NEW YORK, United States — Ben Clymer, editor of wristwatch news site Hodinkee, spends his days reviewing and reporting on high-end watches. His recent stories have featured Montblanc’s Villeret 1858 Vintage Pulsographe — an “under the radar” style featuring a chronograph complication that costs over $40,000 — and Rolex’s "Paul Newman" Daytona family of watches.
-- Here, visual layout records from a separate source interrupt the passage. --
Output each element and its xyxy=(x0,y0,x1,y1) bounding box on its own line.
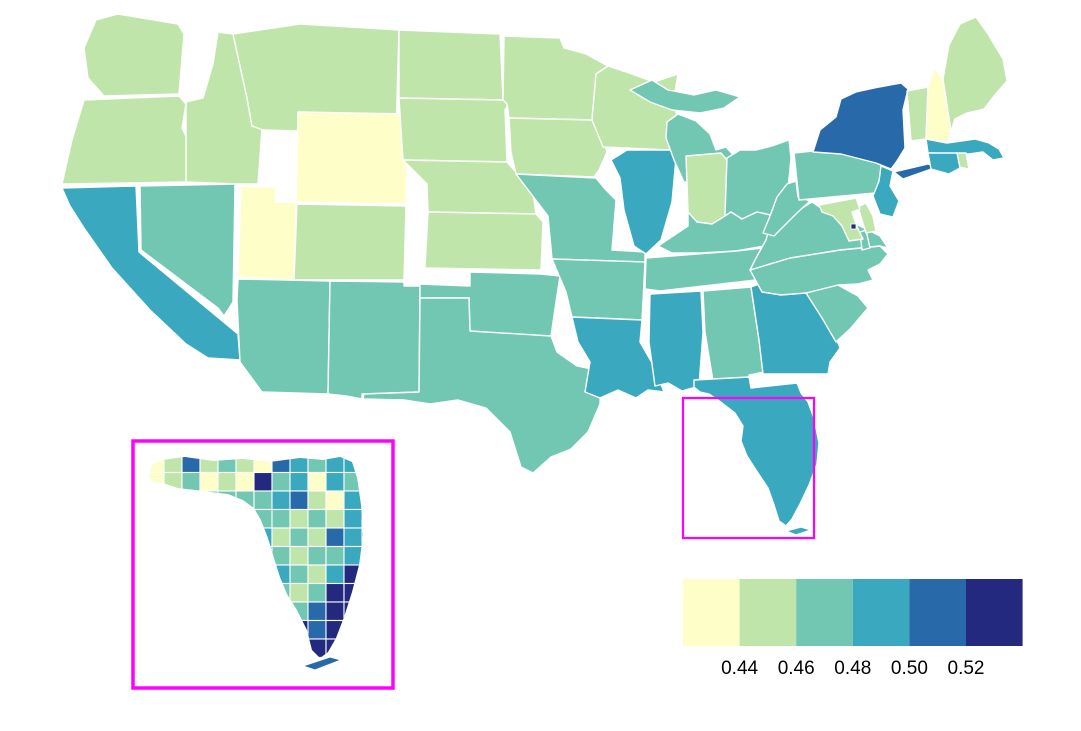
inset-county-cell xyxy=(343,508,363,529)
inset-county-cell xyxy=(289,527,309,548)
legend-swatch-6 xyxy=(966,579,1023,646)
state-arizona xyxy=(236,278,331,395)
state-arkansas xyxy=(551,258,646,321)
state-oregon xyxy=(61,95,190,185)
state-delaware xyxy=(857,202,877,234)
legend-swatch-3 xyxy=(796,579,853,646)
inset-county-cell xyxy=(307,601,327,622)
inset-county-cell xyxy=(307,471,327,492)
inset-county-cell xyxy=(307,564,327,585)
inset-county-cell xyxy=(271,471,291,492)
inset-county-cell xyxy=(271,508,291,529)
inset-florida-keys xyxy=(301,656,343,671)
inset-county-cell xyxy=(343,527,363,548)
florida-inset xyxy=(131,439,395,690)
legend: 0.44 0.46 0.48 0.50 0.52 xyxy=(683,579,1023,679)
state-vermont xyxy=(906,86,929,142)
state-washington xyxy=(83,13,185,97)
state-iowa xyxy=(508,117,608,178)
state-montana xyxy=(232,23,400,135)
inset-county-cell xyxy=(307,490,327,511)
legend-tick-label: 0.46 xyxy=(778,658,815,679)
state-minnesota xyxy=(502,35,609,121)
state-florida xyxy=(693,376,820,527)
state-illinois xyxy=(610,149,677,255)
highlight-box-florida xyxy=(681,396,816,540)
inset-county-cell xyxy=(181,471,201,492)
inset-county-cell xyxy=(307,508,327,529)
main-map xyxy=(61,13,1008,536)
inset-county-cell xyxy=(325,582,345,603)
inset-county-cell xyxy=(289,545,309,566)
legend-swatch-2 xyxy=(739,579,797,646)
state-indiana xyxy=(685,152,728,225)
inset-county-cell xyxy=(271,490,291,511)
inset-county-cell xyxy=(289,582,309,603)
inset-county-cell xyxy=(217,471,237,492)
state-mississippi xyxy=(648,290,704,392)
legend-swatch-5 xyxy=(909,579,966,646)
inset-county-cell xyxy=(307,582,327,603)
inset-county-cell xyxy=(289,564,309,585)
state-michigan-upper-peninsula xyxy=(629,79,741,114)
inset-county-cell xyxy=(343,545,363,566)
state-missouri xyxy=(515,173,646,263)
inset-county-cell xyxy=(325,564,345,585)
state-new-jersey xyxy=(872,165,900,218)
inset-county-cell xyxy=(325,471,345,492)
inset-county-cell xyxy=(325,508,345,529)
legend-tick-label: 0.48 xyxy=(834,658,871,679)
state-wyoming xyxy=(295,111,409,205)
inset-county-cell xyxy=(307,619,327,640)
state-south-dakota xyxy=(398,97,510,163)
state-nebraska xyxy=(402,159,537,215)
state-district-of-columbia xyxy=(850,223,857,230)
inset-county-cell xyxy=(253,471,273,492)
inset-county-cell xyxy=(307,545,327,566)
state-louisiana xyxy=(571,316,665,399)
inset-county-cell xyxy=(235,471,255,492)
state-maryland xyxy=(818,197,864,242)
inset-county-cell xyxy=(289,490,309,511)
state-utah xyxy=(237,185,297,281)
state-kansas xyxy=(424,211,544,271)
inset-county-cell xyxy=(325,601,345,622)
state-new-mexico xyxy=(327,280,421,400)
state-north-dakota xyxy=(398,29,504,101)
state-florida-keys xyxy=(785,526,812,536)
inset-county-cell xyxy=(325,527,345,548)
state-texas xyxy=(362,297,602,474)
state-virginia-eastern-shore xyxy=(859,229,871,251)
inset-county-cell xyxy=(343,490,363,511)
inset-county-cell xyxy=(253,490,273,511)
legend-swatch-4 xyxy=(852,579,910,646)
inset-county-cell xyxy=(307,527,327,548)
state-new-york xyxy=(812,82,909,170)
state-california xyxy=(61,185,241,361)
state-maine xyxy=(942,16,1008,132)
legend-tick-label: 0.44 xyxy=(721,658,758,679)
legend-tick-label: 0.52 xyxy=(948,658,985,679)
inset-county-cell xyxy=(325,490,345,511)
legend-tick-label: 0.50 xyxy=(891,658,928,679)
state-south-carolina xyxy=(805,284,869,343)
inset-county-cell xyxy=(325,545,345,566)
inset-county-cell xyxy=(199,471,219,492)
inset-border xyxy=(131,439,395,690)
state-connecticut xyxy=(927,152,961,175)
state-colorado xyxy=(293,203,407,281)
legend-swatch-1 xyxy=(683,579,740,646)
inset-county-cell xyxy=(271,527,291,548)
inset-county-cell xyxy=(289,508,309,529)
inset-county-cell xyxy=(289,471,309,492)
But amidst the Audemars Piguets and Girard-Perregauxs, Clymer has begun to acknowledge the arrival of another wrist-worn contraption: the smartwatch.
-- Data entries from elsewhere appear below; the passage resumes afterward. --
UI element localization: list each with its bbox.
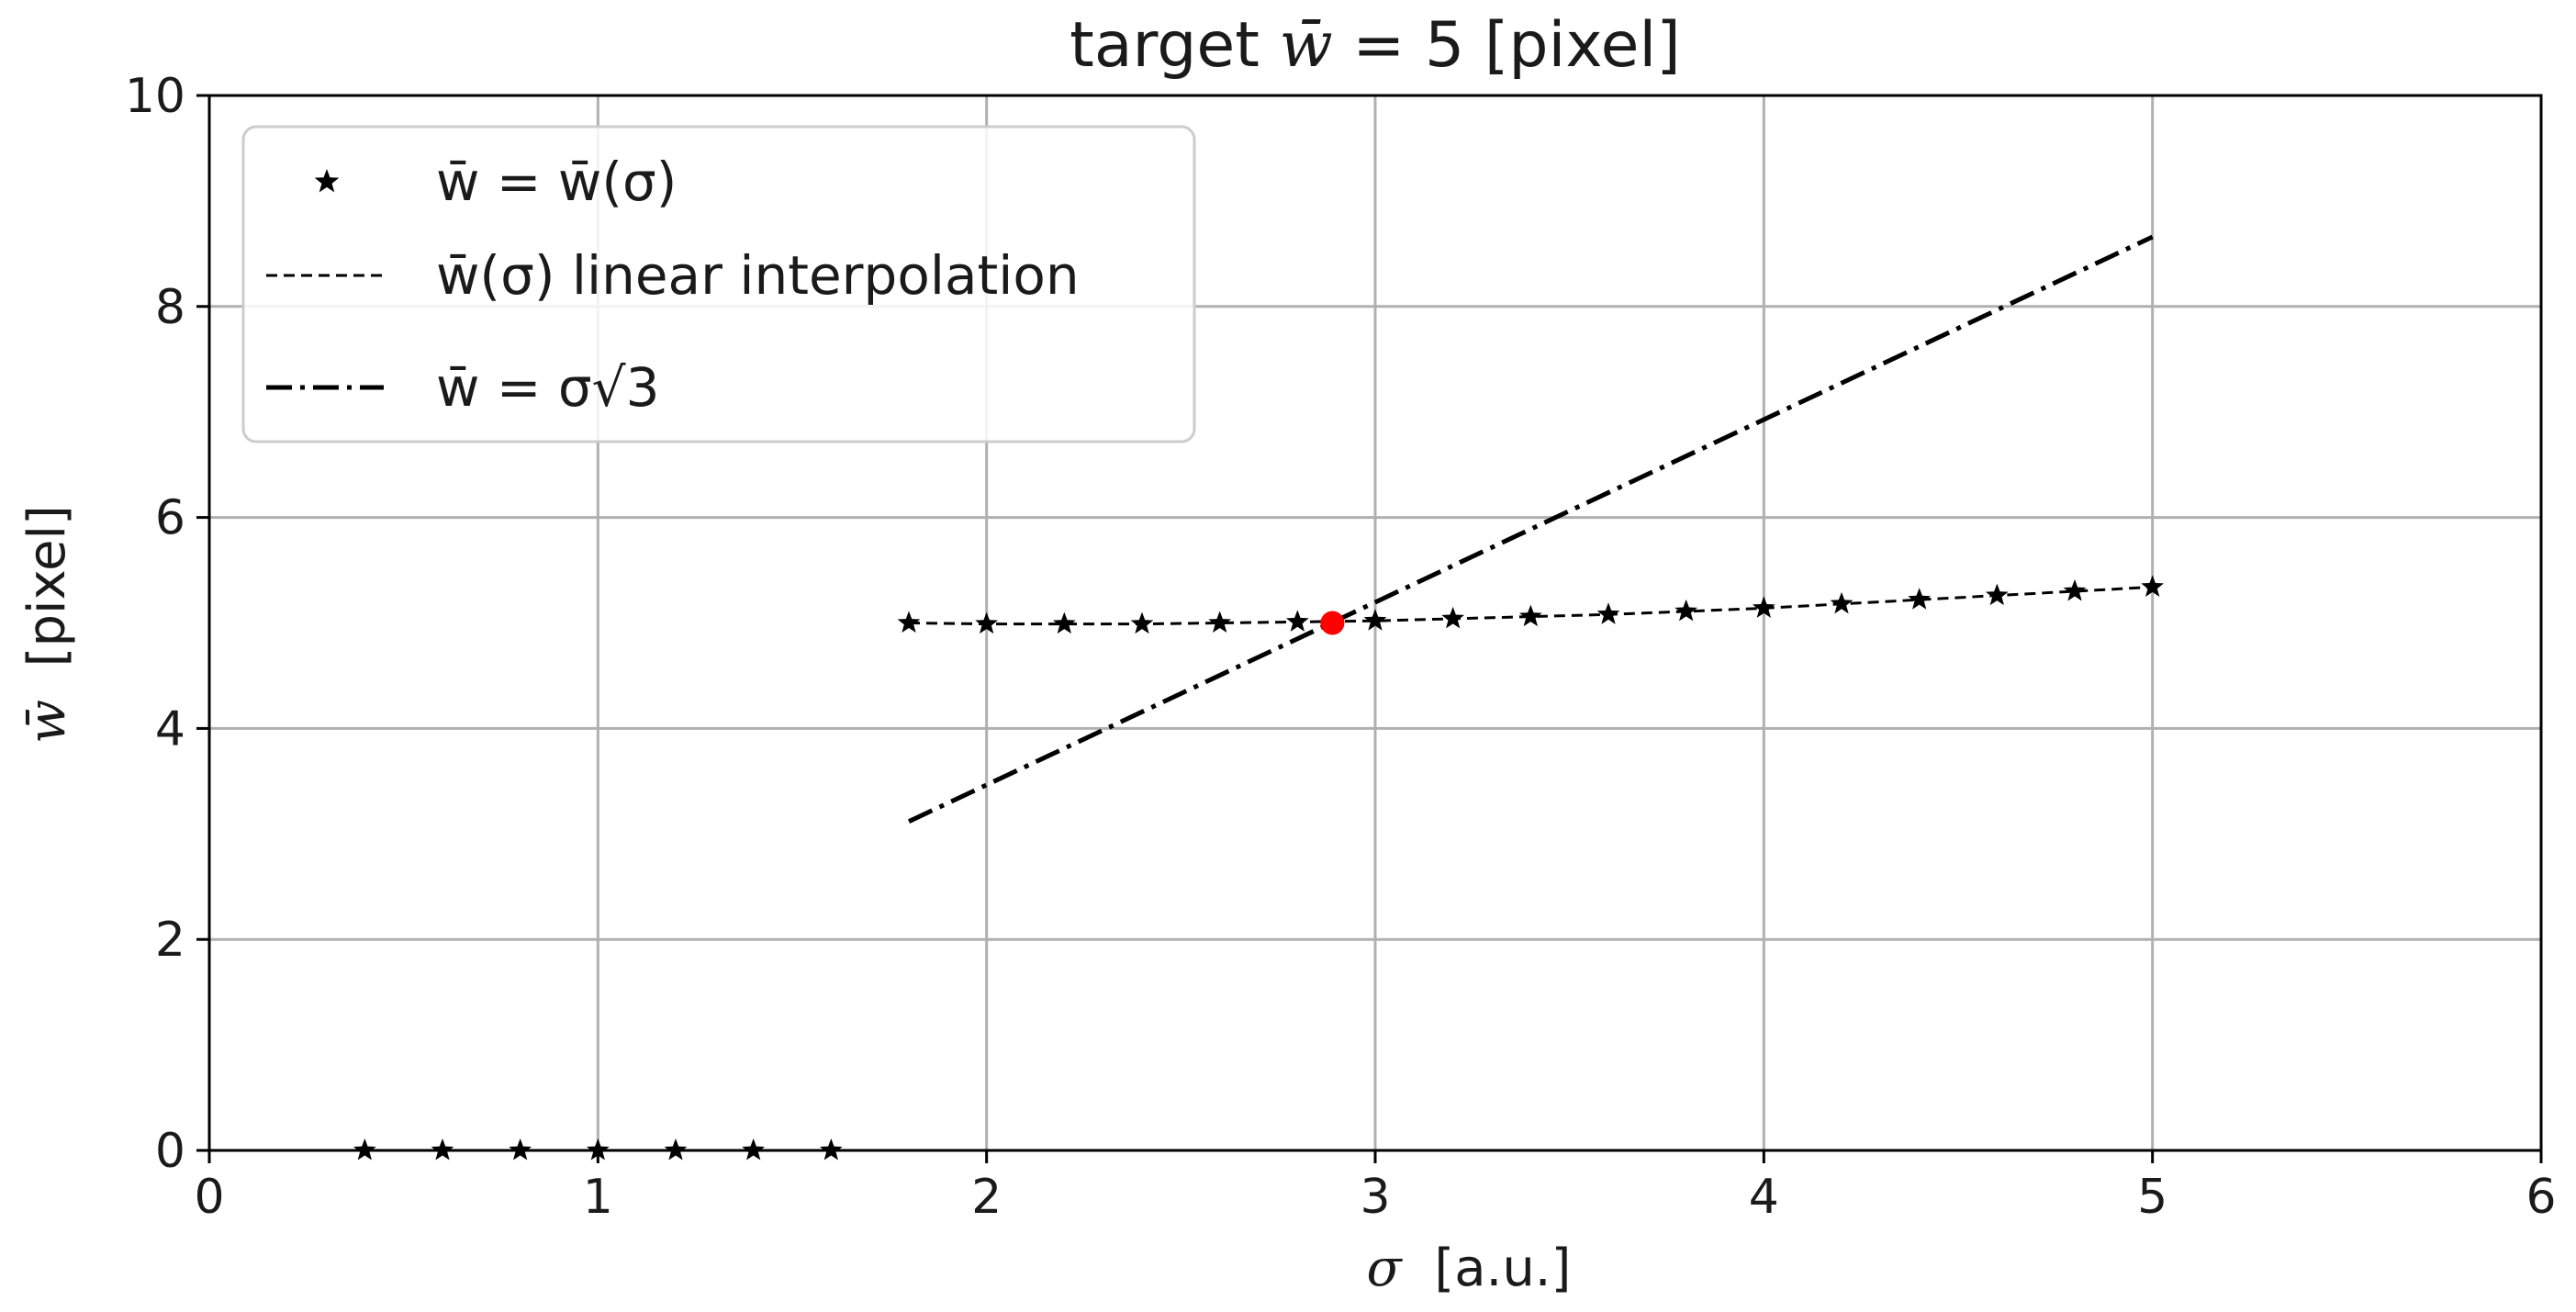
x-tick-label: 4	[1749, 1170, 1779, 1225]
y-tick-label: 0	[155, 1124, 185, 1179]
data-point-star	[975, 611, 999, 634]
data-point-star	[1674, 599, 1698, 622]
title-prefix: target	[1070, 9, 1279, 82]
data-point-star	[1052, 611, 1076, 634]
chart-title: target w̄ = 5 [pixel]	[1070, 9, 1681, 82]
data-point-star	[1518, 604, 1542, 627]
data-point-star	[1596, 602, 1620, 624]
y-tick-label: 6	[155, 491, 185, 546]
x-tick-label: 1	[583, 1170, 613, 1225]
y-axis-label: w̄ [pixel]	[17, 505, 77, 744]
legend-label: w̄(σ) linear interpolation	[436, 244, 1080, 307]
data-point-star	[1363, 609, 1387, 631]
legend-entries: w̄ = w̄(σ) w̄(σ) linear interpolation w̄ =…	[266, 151, 1080, 419]
x-axis-label: σ [a.u.]	[1367, 1239, 1572, 1298]
data-point-star	[897, 611, 921, 634]
y-tick-label: 8	[155, 280, 185, 335]
legend-marker-star	[314, 169, 340, 193]
series-line	[907, 234, 2154, 824]
data-point-star	[2141, 575, 2165, 597]
series-line	[908, 585, 2153, 626]
x-tick-label: 6	[2526, 1170, 2556, 1225]
y-axis-symbol: w̄	[17, 700, 77, 744]
data-point-star	[1985, 583, 2009, 606]
title-suffix: = 5 [pixel]	[1333, 9, 1681, 82]
title-symbol: w̄	[1280, 9, 1333, 82]
data-point-star	[1130, 611, 1154, 634]
x-tick-label: 3	[1360, 1170, 1390, 1225]
y-tick-label: 10	[125, 69, 185, 124]
data-point-star	[1830, 591, 1854, 614]
intersection-point	[1320, 611, 1345, 635]
data-point-star	[2063, 579, 2087, 601]
data-point-star	[1285, 610, 1309, 632]
data-point-star	[1208, 611, 1232, 634]
legend-label: w̄ = w̄(σ)	[436, 151, 677, 213]
legend-box	[241, 125, 1196, 443]
x-axis-symbol: σ	[1367, 1239, 1404, 1298]
data-point-star	[1441, 606, 1465, 629]
y-tick-label: 2	[155, 913, 185, 968]
legend: w̄ = w̄(σ) w̄(σ) linear interpolation w̄ =…	[241, 125, 1196, 443]
x-axis-unit: [a.u.]	[1402, 1239, 1572, 1298]
ticks: 0 1 2 3 4 5 6 0 2 4 6 8 10	[125, 69, 2557, 1225]
x-tick-label: 0	[194, 1170, 224, 1225]
data-point-star	[1908, 588, 1932, 610]
data-point-star	[1752, 596, 1775, 618]
y-axis-unit: [pixel]	[17, 505, 77, 700]
x-tick-label: 2	[971, 1170, 1002, 1225]
legend-label: w̄ = σ√3	[436, 356, 660, 419]
x-tick-label: 5	[2137, 1170, 2167, 1225]
y-tick-label: 4	[155, 701, 185, 757]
In recent months, he’s even reviewed a couple of smartwatches, including the Swiss-made Withings Activité, which has embedded digital technology but is designed to look like a mechanical watch. “There is a peripheral interest in smartwatches amongst our readers, in that it’s something that goes on the wrist,” he said. “They are innately interested in anything that goes there.” But Clymer also believes that, so far, smartwatch makers have yet to design something compelling enough to really hold the attention of watch-lovers. “They’ve been pretty lackluster to be honest,” he said. “Everyone is waiting for the iWatch.”
Indeed, they are. According to numerous market reports, the highly secretive Apple is set to launch a wearable device for the wrist, often dubbed the ‘iWatch,’ which may arrive in stores as early as this fall. In moves thought to be linked to the new product launch, Apple is thought to have collected hours of feedback from watch industry insiders. It has even recruited executives from several fashion and luxury brands, including watchmaker Tag Heuer’s former vice president of sales, Patrick Pruniaux, who is thought to be working on the project.
So will the new device pose a threat to luxury watch makers?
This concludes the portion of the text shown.